Stepan Horvat estaba sentado en el calabozo; la decisión de si debía quedarse detenido o no la tenía que tomar un fiscal. Personalmente, Alexander podía empatizar con él. La amenaza contra su familia eran circunstancias atenuantes, pero al mismo tiempo no dejaba de haber cometido un delito. En el peor de los casos, si gracias a su ayuda la mujer rubia había obtenido información en comisaría que la había conducido hasta Fouquier y los demás, sería considerado cómplice de asesinato.
Pero todo tendría que esperar hasta el día siguiente, ahora tenían cosas más importantes que hacer.
Mientras subía la escalera de camino a la sala de reuniones notó la misma expectación tensa que había sentido cuando Gordon se le había presentado para contarle lo que Hannah había descubierto. El gran giro en la investigación. La visita a la casa de los Horvat no había dado mucho de sí, había que reconocerlo, pero ahora tenían una fotografía. Alexander había solicitado material de las cámaras de vigilancia de la ciudad —no eran muchas, pero todas sumaban—; contaban con un programa de reconocimiento facial y podrían contrastar la foto de carnet con todos los registros posibles. Tanto suecos como internacionales. Gordon seguía en casa de los Horvat, esperando a los técnicos de la científica, que estaban por llegar. En el mejor de los casos, obtendrían alguna huella dactilar o incluso ADN de las fotos y el sobre que habían dejado en el piso.
Abrió la puerta del office y se detuvo al ver a una chiquilla sentada en el sofá, con un refresco de cola, una bolsa de bollitos de canela y un iPad sobre la mesa de centro.
—Hola... —dijo él sorprendido.
—Hei —respondió ella sin quitar los ojos de la pantalla.
—¿Qué haces aquí?
—Olen täällä idiootin kanssa.
Alexander creyó entender la tercera de las cuatro palabras, adivinó que la razón de la presencia de la niña se hallaba en la sala de reuniones, entró en la estancia y cerró la puerta.
—¿De quién es la niña de ahí fuera?
—Mía —dijo Ludwig—. Bueno, es la hija de mi novia. No he encontrado canguro.
Alexander se dio la vuelta y miró la pared que tenía detrás, donde una imagen partida en dos llenaba el lienzo. La foto original que les había dado Horvat, y a su lado una donde el pelo rubio había sido sustituido, con ayuda de un ordenador, por cabello corto moreno.
—¿Sabemos quién es?
El silencio que recibió fue una respuesta más que suficiente.

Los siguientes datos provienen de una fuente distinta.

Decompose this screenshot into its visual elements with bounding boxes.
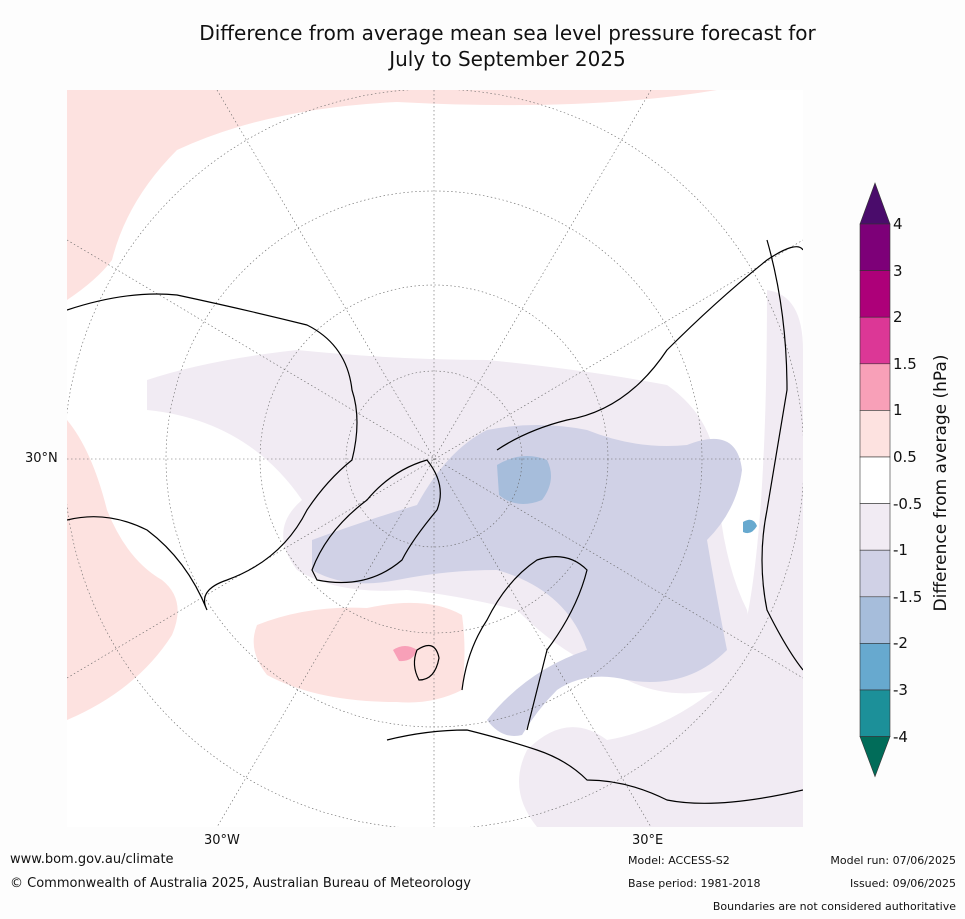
colorbar-tick-label: -1: [893, 541, 908, 560]
colorbar-tick-label: 3: [893, 261, 903, 280]
coast-eurasia-north: [496, 246, 803, 451]
region-arctic-low: [312, 425, 742, 736]
coast-greenland: [311, 459, 441, 583]
colorbar-tick-label: -1.5: [893, 587, 923, 606]
map-title: Difference from average mean sea level p…: [160, 20, 855, 72]
colorbar-box: [859, 503, 891, 551]
colorbar-arrow-below: [859, 736, 891, 778]
colorbar-tick-label: -0.5: [893, 494, 923, 513]
colorbar-box: [859, 363, 891, 411]
footer-copyright: © Commonwealth of Australia 2025, Austra…: [10, 876, 471, 891]
region-weak-negative-east: [519, 290, 803, 827]
colorbar-tick-label: 2: [893, 308, 903, 327]
colorbar-box: [859, 596, 891, 644]
colorbar: [859, 182, 891, 778]
colorbar-box: [859, 456, 891, 504]
longitude-label-30e: 30°E: [632, 833, 664, 848]
footer-disclaimer: Boundaries are not considered authoritat…: [712, 900, 956, 913]
colorbar-box: [859, 316, 891, 365]
coast-uk: [413, 644, 440, 681]
region-north-atlantic-high: [253, 602, 465, 703]
region-barents-low: [497, 456, 551, 504]
region-west-atlantic-positive: [67, 420, 178, 720]
colorbar-tick-label: 1: [893, 401, 903, 420]
footer-base-period: Base period: 1981-2018: [628, 877, 761, 890]
longitude-label-30w: 30°W: [204, 833, 240, 848]
latitude-label-30n: 30°N: [25, 451, 58, 466]
colorbar-tick-label: -3: [893, 681, 908, 699]
coast-scandinavia: [461, 556, 588, 731]
colorbar-box: [859, 270, 891, 318]
region-baikal-low: [743, 519, 757, 534]
pressure-anomaly-map: [67, 90, 803, 827]
coast-europe-med: [386, 729, 803, 804]
footer-model: Model: ACCESS-S2: [628, 854, 730, 867]
map-svg: [67, 90, 803, 827]
colorbar-label: Difference from average (hPa): [931, 354, 951, 612]
colorbar-tick-label: -2: [893, 634, 908, 653]
coast-north-america: [67, 293, 358, 611]
colorbar-tick-label: -4: [893, 727, 908, 746]
colorbar-box: [859, 689, 891, 737]
colorbar-tick-label: 1.5: [893, 354, 917, 373]
colorbar-arrow-above: [859, 182, 891, 225]
colorbar-box: [859, 643, 891, 691]
colorbar-tick-label: 0.5: [893, 448, 917, 466]
colorbar-tick-label: 4: [893, 215, 903, 233]
colorbar-box: [859, 223, 891, 271]
colorbar-box: [859, 410, 891, 458]
footer-site-link[interactable]: www.bom.gov.au/climate: [10, 852, 174, 867]
map-title-line1: Difference from average mean sea level p…: [199, 21, 816, 45]
region-north-pacific-positive: [67, 90, 717, 300]
footer-issued: Issued: 09/06/2025: [849, 877, 956, 890]
colorbar-box: [859, 549, 891, 598]
region-iceland-uk-max: [393, 646, 417, 662]
map-title-line2: July to September 2025: [389, 47, 626, 71]
footer-model-run: Model run: 07/06/2025: [830, 854, 956, 867]
coast-east-asia: [761, 239, 803, 671]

—No, todavía no —contestó Lurch al final, al ver que nadie parecía querer decir nada.
—Las cámaras de la ciudad, ¿han dado algo?
—Aún no la he visto en ninguna de ellas —respondió P-O—. He empezado por las que están más cerca de la estación, no tenemos demasiadas, como ya sabrás, así que existe el riesgo de que haya llegado a Haparanda sin pasar por ninguna de ellas.
—O, simplemente, las está evitando, parece bastante preparada e inteligente —indicó Ludwig.
Alexander volvió a mirar las fotografías: sí, parecía bastante preparada e inteligente. Pero Haparanda no era grande; la tenían en foto; él tenía gente, recursos, tecnología y los registros de todo el planeta a su disposición.
Darían con ella. La cogerían.
Se vio interrumpido en sus cavilaciones cuando se abrió la puerta. Sami Ritola entró con una taza de café en una mano y tres bollitos en la otra. Alexander lo había citado a la misma hora que a los demás, pero él no se había molestado en presentarse hasta ese momento, cómo no. A veces tenía la sensación de que el compañero finlandés hacía ciertas cosas solo porque sabía que a él lo irritaban.
—Qué bien que puedas hacernos compañía —saludó con tanta acritud que la esencia de sus palabras quedó clara sin necesidad de traducción. Aun así, Morgan lo dijo en finés.
—Los mejores invitados siempre llegan tarde —fue la respuesta.
Sami se metió uno de los tres bollitos de canela en la boca y, sin ninguna prisa, fue a sentarse en su sitio de siempre, en el extremo de la mesa. Al ver las fotos proyectadas en la pared, puso los ojos como platos, tragó lo que tenía en la boca y las señaló con el dedo.
—¿Por qué hay una foto de Louise ahí?
Toda la sala se quedó de piedra, uno por uno fueron volviéndose hacia él. Morgan hasta se olvidó de traducir.
—¿Qué ha dicho? —quiso saber Alexander—. ¿Se llama Louise?
—¿La conoces? —preguntó Hannah.
—Tanto como conocerla... Me he acostado con ella. —Miró a Alexander mientras Morgan traducía—. Nos hospedamos en el mismo hotel.